Supplements and Natural Remedies
The supplement market for hangovers is enormous, but the evidence behind most products is thin. A controlled trial of prickly pear cactus extract found that taking it five hours before drinking cut the risk of a severe hangover roughly in half and reduced nausea, dry mouth, and loss of appetite. Its benefit appeared to come from lowering inflammation: participants who took it had lower levels of C-reactive protein, a standard marker of inflammation, the following morning. However, this means taking it before you drink, not after.
Vitamin B6 has modest evidence from one older clinical trial suggesting it can reduce hangover severity, but no other vitamin has shown reliable effects in controlled human studies. Despite the popularity of B-complex vitamins, vitamin C, and magnesium in hangover products, none have been proven effective. No product currently on the U.S. hangover market has demonstrated efficacy in rigorous trials.
Why Some Drinks Cause Worse Headaches
The type of alcohol you drank the night before affects how bad your headache is the next day. Darker liquors like bourbon, whiskey, and brandy contain compounds called congeners, which are toxic byproducts of fermentation. Bourbon contains roughly 37 times more congeners than vodka. In a controlled study comparing the two, participants who drank bourbon reported significantly worse hangovers than those who drank the same amount of alcohol as vodka, even though intoxication levels were matched.
Red wine is a separate case. It raises blood levels of histamine and serotonin more than white wine or vodka, both of which trigger headaches in susceptible people. Recent research has identified a more specific culprit: quercetin, a natural compound found at much higher levels in red wine than other alcoholic drinks. When your liver processes quercetin, it produces a metabolite that blocks the enzyme responsible for clearing acetaldehyde. The result is a buildup of that toxic intermediate, even from relatively modest amounts of wine. This may explain why some people get headaches from just a glass or two of red wine while tolerating other drinks fine.

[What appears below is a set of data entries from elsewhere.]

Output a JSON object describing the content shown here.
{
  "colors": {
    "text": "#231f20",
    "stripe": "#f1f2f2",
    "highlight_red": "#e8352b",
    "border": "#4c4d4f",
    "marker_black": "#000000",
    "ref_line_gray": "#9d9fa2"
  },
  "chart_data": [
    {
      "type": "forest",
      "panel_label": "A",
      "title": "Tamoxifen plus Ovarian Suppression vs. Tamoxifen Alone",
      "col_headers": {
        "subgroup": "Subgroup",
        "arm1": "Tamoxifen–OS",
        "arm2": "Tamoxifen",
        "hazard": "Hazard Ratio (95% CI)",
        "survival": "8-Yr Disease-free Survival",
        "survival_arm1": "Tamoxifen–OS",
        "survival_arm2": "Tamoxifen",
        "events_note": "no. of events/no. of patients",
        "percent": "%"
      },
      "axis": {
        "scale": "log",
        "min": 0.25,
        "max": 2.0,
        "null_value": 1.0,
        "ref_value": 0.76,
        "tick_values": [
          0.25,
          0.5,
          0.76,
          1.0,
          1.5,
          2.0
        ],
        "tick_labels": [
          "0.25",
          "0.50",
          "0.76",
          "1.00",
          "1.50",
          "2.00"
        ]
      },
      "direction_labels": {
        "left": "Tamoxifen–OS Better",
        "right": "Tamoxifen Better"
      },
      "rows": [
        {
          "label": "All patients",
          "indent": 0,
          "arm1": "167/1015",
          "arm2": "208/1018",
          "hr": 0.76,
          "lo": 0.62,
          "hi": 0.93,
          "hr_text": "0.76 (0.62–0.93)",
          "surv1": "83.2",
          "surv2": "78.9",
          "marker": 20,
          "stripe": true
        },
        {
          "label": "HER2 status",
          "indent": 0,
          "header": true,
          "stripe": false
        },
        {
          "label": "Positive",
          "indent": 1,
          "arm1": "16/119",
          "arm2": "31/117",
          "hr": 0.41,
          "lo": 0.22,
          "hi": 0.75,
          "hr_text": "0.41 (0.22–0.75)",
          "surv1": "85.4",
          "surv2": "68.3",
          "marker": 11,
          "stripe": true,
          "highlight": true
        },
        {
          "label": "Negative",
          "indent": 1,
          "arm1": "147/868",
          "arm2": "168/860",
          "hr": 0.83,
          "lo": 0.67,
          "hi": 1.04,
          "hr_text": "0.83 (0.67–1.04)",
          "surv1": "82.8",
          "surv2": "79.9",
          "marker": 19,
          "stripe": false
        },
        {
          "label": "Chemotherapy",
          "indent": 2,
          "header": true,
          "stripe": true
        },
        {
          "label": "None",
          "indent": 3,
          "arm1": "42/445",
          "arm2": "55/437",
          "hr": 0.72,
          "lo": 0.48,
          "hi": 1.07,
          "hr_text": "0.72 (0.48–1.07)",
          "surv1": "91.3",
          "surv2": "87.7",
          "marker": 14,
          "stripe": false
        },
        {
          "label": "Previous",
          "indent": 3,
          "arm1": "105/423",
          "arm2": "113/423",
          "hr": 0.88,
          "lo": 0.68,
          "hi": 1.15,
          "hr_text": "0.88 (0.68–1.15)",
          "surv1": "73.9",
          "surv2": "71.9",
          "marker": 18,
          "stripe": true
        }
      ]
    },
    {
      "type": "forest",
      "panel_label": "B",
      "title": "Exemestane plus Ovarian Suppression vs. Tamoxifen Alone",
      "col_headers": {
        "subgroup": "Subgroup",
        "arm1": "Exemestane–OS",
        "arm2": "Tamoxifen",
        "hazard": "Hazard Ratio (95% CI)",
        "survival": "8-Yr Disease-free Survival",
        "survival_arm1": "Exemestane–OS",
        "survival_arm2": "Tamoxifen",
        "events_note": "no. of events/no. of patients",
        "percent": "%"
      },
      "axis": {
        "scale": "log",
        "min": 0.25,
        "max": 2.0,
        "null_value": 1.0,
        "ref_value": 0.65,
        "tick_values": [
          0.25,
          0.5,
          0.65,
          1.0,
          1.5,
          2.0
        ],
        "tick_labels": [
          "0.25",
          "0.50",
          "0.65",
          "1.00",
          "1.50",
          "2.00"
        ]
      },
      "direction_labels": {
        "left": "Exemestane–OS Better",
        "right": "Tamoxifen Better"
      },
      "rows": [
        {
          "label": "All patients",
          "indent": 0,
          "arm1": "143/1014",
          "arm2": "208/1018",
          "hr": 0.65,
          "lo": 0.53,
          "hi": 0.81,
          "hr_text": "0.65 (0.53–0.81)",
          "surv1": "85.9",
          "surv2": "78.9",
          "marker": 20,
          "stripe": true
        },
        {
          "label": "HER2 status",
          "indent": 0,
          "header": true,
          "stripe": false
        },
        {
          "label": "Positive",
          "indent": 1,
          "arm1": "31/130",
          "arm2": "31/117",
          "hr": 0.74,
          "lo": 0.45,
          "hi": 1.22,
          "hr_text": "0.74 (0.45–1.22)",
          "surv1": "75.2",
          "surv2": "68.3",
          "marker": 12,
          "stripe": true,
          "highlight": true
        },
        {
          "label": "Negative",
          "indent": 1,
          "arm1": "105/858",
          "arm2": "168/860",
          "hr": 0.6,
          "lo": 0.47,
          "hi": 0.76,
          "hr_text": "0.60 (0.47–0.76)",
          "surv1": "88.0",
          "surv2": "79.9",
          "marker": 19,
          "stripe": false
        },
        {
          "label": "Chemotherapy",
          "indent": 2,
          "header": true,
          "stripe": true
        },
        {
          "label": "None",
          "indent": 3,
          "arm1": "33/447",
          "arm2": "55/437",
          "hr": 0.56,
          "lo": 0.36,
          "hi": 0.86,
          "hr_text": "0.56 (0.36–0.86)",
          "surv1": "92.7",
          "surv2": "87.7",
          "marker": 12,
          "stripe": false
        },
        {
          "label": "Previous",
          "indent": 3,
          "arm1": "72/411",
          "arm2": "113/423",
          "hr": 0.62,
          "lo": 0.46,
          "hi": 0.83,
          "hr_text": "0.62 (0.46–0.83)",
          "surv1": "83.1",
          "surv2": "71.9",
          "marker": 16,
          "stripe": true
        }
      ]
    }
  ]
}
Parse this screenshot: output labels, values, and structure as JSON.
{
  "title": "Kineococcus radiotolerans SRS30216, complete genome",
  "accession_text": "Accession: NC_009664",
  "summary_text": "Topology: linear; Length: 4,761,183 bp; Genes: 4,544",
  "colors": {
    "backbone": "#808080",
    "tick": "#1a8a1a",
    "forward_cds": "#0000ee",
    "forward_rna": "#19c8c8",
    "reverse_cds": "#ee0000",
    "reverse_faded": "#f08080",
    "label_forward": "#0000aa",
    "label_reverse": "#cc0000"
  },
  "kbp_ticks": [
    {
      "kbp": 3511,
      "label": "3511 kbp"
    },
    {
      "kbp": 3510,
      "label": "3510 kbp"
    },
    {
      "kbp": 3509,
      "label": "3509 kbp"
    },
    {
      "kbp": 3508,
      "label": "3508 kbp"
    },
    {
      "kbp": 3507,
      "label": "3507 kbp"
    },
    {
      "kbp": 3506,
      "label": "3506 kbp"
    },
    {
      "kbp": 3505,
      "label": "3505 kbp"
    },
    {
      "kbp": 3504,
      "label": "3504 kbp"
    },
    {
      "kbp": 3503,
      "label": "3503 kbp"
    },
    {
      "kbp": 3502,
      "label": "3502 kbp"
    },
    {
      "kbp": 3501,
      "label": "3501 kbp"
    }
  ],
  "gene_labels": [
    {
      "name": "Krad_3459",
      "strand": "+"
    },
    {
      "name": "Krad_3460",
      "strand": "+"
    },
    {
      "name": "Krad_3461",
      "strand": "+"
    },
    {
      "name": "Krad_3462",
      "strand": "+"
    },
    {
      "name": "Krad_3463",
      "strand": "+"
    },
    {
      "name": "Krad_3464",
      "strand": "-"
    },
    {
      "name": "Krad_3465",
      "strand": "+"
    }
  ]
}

A Practical Morning-After Plan
When you wake up with a pounding head, this sequence covers the basics. Start with a glass of water or an electrolyte drink. Take a standard dose of ibuprofen or naproxen with a small amount of food to protect your stomach. Have your usual coffee or tea if you’re a regular caffeine drinker. Then eat a real meal when you’re able to. Most hangover headaches peak in the morning and resolve within 24 hours as your body finishes metabolizing alcohol’s byproducts.
If your headache persists well beyond 24 hours, comes with a high fever, confusion, or repeated vomiting, those symptoms point to something beyond a typical hangover and warrant medical attention.